Haïti : les victimes du choléra réclament justice aux Nations unies

Des manifestants haïtiens se rassemblent devant le siège de la Minustah à Port-au-Prince, le 15 octobre 2015.
Plusieurs centaines de victimes de l'épidémie de choléra ont manifesté jeudi à Port-au-Prince pour réclamer justice à l'ONU, dont des casques bleus népalais sont accusés d'avoir introduit par accident, il y a cinq ans, la bactérie dans le pays. 
Les manifestants, regroupés devant la principale base de la Mission des Nations unies pour la stabilisation en Haïti (Minustah), ont crié leur colère face au silence de l'ONU quant à sa responsabilité dans l'apparition de l'épidémie. "Si les Nations unies nous considéraient comme des êtres humains, on aurait eu des excuses", a estimé Jean Emmanuel Larose, un agent de santé de la ville de Mirebalais, où se trouvaient à l'époque les bataillons népalais.
        
En octobre 2010, Jean Emmanuel Larose a vécu la flambée des cas de choléra. "Nous n'étions pas informés de ce qu'était le choléra et c'est pourquoi beaucoup d'entre nous sont morts.

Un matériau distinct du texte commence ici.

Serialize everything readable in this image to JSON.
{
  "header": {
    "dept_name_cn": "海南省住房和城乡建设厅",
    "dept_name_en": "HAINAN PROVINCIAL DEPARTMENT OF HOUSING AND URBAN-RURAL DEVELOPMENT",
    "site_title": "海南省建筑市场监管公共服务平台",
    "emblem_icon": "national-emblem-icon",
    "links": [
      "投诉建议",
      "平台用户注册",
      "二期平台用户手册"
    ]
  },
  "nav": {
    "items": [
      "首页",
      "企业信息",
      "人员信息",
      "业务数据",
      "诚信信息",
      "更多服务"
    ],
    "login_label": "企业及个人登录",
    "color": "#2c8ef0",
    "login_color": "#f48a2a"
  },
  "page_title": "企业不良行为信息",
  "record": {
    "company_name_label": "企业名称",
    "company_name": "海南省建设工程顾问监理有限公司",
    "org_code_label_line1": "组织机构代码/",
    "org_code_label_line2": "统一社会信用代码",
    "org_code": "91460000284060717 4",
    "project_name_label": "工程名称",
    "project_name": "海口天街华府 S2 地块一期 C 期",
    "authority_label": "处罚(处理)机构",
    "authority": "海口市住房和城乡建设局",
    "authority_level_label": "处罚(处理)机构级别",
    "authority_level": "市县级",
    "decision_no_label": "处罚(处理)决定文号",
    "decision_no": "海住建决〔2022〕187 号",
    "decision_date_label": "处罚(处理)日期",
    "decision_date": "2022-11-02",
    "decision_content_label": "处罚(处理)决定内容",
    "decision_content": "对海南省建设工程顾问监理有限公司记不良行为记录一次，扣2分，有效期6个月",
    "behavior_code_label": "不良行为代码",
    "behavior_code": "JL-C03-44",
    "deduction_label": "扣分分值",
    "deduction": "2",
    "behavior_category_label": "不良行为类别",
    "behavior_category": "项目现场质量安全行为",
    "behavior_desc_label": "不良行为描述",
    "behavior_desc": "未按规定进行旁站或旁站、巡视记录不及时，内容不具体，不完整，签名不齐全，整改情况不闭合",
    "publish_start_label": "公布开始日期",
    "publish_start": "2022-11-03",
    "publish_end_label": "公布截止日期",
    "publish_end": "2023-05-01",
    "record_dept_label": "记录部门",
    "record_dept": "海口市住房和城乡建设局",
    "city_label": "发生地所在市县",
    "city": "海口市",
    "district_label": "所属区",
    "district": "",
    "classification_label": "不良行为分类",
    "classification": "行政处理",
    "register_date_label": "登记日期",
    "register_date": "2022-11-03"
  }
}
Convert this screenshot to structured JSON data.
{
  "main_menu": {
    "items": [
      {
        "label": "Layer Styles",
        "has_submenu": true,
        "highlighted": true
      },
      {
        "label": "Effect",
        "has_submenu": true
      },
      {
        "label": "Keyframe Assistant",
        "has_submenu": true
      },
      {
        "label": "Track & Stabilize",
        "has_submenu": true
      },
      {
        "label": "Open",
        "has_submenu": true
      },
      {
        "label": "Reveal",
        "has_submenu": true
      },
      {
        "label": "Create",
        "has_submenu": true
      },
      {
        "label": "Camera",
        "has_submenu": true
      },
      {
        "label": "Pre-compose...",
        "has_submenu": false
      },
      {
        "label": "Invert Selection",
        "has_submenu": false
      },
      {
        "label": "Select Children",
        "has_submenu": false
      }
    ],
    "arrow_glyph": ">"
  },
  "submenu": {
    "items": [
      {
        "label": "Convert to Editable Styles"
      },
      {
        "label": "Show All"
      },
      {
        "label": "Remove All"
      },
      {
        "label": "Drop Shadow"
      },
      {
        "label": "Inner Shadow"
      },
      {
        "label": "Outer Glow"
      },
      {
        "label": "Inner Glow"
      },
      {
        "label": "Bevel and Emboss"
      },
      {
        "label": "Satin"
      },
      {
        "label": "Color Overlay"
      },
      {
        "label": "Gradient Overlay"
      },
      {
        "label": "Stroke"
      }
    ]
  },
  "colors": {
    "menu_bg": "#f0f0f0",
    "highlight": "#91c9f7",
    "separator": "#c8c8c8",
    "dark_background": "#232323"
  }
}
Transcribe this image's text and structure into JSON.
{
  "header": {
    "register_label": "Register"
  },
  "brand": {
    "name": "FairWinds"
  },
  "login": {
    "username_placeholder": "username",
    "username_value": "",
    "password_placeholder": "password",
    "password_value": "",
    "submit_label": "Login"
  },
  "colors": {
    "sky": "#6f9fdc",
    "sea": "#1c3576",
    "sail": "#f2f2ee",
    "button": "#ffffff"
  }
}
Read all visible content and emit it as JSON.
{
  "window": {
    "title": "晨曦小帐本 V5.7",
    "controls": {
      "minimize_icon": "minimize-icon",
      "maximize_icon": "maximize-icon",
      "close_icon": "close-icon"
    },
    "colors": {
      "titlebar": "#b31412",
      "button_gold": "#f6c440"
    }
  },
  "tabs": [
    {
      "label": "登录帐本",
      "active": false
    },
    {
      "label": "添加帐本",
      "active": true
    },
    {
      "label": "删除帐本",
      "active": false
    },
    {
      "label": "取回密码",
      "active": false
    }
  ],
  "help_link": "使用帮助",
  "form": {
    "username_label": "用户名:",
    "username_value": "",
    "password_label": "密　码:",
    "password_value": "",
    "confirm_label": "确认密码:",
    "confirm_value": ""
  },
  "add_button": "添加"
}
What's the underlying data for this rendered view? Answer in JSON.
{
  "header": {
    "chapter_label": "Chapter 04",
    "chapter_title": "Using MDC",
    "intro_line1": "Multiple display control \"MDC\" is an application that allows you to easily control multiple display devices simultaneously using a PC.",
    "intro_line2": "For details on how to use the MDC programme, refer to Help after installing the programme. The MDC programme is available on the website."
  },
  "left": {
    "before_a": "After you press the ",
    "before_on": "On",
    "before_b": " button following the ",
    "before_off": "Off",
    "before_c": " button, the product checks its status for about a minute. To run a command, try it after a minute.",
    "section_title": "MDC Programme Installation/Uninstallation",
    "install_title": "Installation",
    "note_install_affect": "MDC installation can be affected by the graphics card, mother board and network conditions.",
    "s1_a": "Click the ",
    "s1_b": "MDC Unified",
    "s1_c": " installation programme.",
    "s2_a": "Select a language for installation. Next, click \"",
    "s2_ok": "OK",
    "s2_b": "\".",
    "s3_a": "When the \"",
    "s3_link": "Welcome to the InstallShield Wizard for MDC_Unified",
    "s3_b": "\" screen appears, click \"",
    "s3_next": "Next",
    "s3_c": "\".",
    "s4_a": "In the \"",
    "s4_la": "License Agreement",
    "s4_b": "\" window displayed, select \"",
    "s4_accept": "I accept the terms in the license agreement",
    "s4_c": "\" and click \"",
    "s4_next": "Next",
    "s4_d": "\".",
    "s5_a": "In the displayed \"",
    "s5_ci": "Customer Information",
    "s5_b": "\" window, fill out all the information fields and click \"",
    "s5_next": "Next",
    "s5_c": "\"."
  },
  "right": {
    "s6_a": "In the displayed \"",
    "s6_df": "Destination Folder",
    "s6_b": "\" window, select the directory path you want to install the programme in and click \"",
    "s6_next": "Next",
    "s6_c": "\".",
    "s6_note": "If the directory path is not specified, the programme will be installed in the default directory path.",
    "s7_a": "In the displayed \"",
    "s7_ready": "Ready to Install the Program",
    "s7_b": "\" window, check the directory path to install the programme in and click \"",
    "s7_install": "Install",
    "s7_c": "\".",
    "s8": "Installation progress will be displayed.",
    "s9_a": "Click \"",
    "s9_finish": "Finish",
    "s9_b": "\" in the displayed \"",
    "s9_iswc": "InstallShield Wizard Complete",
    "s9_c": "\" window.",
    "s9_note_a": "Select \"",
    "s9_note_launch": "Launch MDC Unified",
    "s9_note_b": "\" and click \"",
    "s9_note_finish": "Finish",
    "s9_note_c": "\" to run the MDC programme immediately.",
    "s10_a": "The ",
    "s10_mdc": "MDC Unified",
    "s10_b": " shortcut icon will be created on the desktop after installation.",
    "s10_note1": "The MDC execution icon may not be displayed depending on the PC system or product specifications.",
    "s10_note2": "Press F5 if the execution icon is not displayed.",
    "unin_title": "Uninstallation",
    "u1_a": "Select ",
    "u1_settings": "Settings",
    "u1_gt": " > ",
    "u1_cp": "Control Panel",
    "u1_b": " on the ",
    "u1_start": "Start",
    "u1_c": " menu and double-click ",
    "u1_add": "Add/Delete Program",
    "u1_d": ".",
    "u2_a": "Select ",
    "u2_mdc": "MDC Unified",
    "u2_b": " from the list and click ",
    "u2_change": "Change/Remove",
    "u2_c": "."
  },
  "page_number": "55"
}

On a découvert que c'était la Minustah qui ne nous avait pas respectés. Leurs casques bleus népalais ont versé leurs besoins infectés dans notre rivière alors qu'ils savaient très bien que c'est l'eau que nous utilisons chaque jour", s'énerve-t-il.
        

Plus de 8.000 personnes décédées du choléra

Dans un communiqué publié mardi, Amnesty International rappelle que "plusieurs rapports scientifiques ont identifié des employés de l'ONU venus du Népal comme les vecteurs de la maladie en Haïti". Plus de 8.850 Haïtiens, principalement issus des familles les plus pauvres, sont décédées du choléra depuis le début de l'épidémie en octobre 2010 et, selon le bureau de la coordination des affaires humanitaires de l'Onu (OCHA), plus de 746.000 personnes ont été contaminées.
        
"C'est une violation des droits de l'homme", affirme Rachèle Fondchaine, militante féministe. "Des parents sont morts et leurs enfants sont désormais à la charge de leurs oncles ou tantes. Ces cas doivent être pris en charge et ces familles doivent être dédommagées, car non seulement des gens sont morts mais le choléra a plongé des familles entières dans la grande misère".
        

Plaintes sans suite à New York

L'ONU témoigne régulièrement de son engagement pour éradiquer l'épidémie en Haïti, en finançant notamment des programmes d'assainissement en zones rurales, mais a toujours refusé de reconnaître sa responsabilité dans l'introduction du choléra dans le pays, très fragilisé à l'époque par un séisme qui, huit mois plus tôt, avait tué plus de 200.000 personnes.
        
"L'ONU ne saurait se laver les mains de la souffrance et de la douleur qu'elle a causées", déclare Erika Guevara Rosas, directrice du programme Amériques à Amnesty International. "Mettre en place des programmes de santé générale et des campagnes d'assainissement est important, mais n'est pas suffisant". Face aux multiples plaintes déposées par les familles de victimes à New York, où se trouve le siège de l'ONU, la justice américaine n'a pas donné suite, indiquant que la charte des Nations unies conférait l'immunité à l'organisation.